Al-Dabi divenne capo dell’intelligence militare del Sudan nel 1989, anno in cui  Bashir prese il potere con un colpo di stato. La sua carriera è continuata con l’incarico di direttore dell’agenzia di spionaggio estero del Sudan ed è stato vice comandante delle forze armate sudanesi per le operazioni militari tra il 1996 e il 1999. Da quell’anno ha rivestito incarichi di grande rilevanza connessi al Darfur e alla crisi che ha toccato il suo apice nel 2003, quando gli oppositori al regime di Khartoum, imbracciarono le armi e attaccarono l’aeroporto militare della Capitale. L’ultima posizione ricoperta prima di assumere la guida della delegazione araba in Siria fu quella di coordinatore tra Khartoum e le forze di pace internazionali inviate in Sudan dopo l’inizio del conflitto.

Alcune organizzazioni per i diritti umani, capitanate da Amnesty International, accusano Dabi di essere responsabile di arresti e detenzione arbitrari, sparizioni forzate, tortura e altri maltrattamenti a danno dei dissidenti.
Ma ai suoi ‘supporter’ tutto ciò importa poco. Anzi. Dopo la diffusione di un accurato dossier,esponenti della Lega Araba hanno aggiunto che Dabi “ha contribuito a creare un clima di ‘conformità’ tra i membri della sua missione, promuovendo uno ‘spirito di squadra’ che ha permesso di ottenere risultati importanti, come la liberazione dei prigionieri politici e il ritiro dei carri armati da città importanti della Siria”.

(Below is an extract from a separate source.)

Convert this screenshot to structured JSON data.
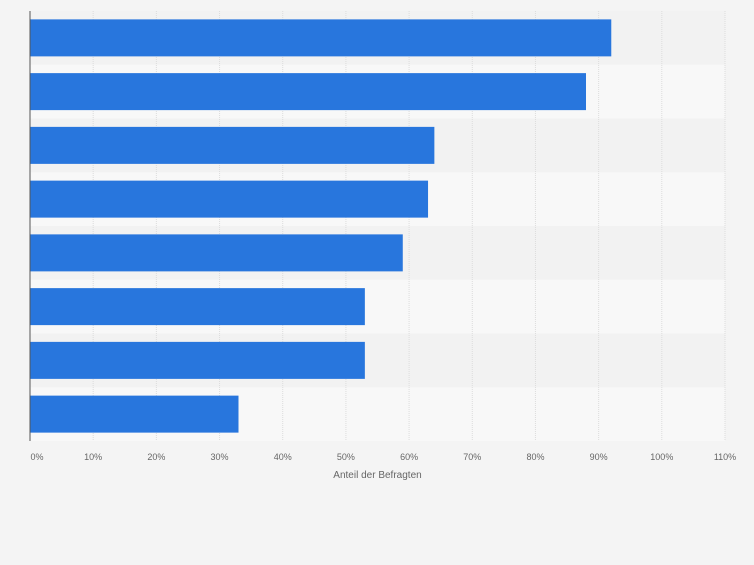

Insomma, messaggio chiaro: lasciatelo lavorare e una soluzione al conflitto arriverà presto.
Eppure la questione siriana appare ben lungi dall’essere risolta.
Leggendo i bollettini di guerra, che si allungano di giorno in giorno, appare lampante che passerà molto tempo prima che la situazione si normalizzi.
Finora gli appelli della comunità internazionale rivolti a Bashar Assad, affinché compiesse un passo indietro per creare i presupposti per una pacificazione, sono rimasti inascoltati.
Il presidente – dittatore non sembra intenzionato ad assecondare le richieste giuntegli da più parti e la situazione rischia di precipitare, fino ad arrivare a una possibile risoluzione del Consiglio di sicurezza dell’Onu.

Proprio per tentare di scongiurare un intervento del Palazzo di vetro che degenerasse in un’azione militare, la Lega Araba aveva avviato l’opera di mediazione da cui era scaturito l’invio di una delegazione di osservatori in Siria.
L’obiettivo della missione era di assicurarsi che fossero ritirate le forze di sicurezza dalle città siriane in rivolta, garantire la scarcerazione dei prigionieri politici e permettere che si potessero svolgere  liberamente le dimostrazioni anti governative.
Ma a parte i ‘limitati’ successi decantati dalla Lega araba nessun significativo passo avanti è stato, purtroppo, realmente compiuto.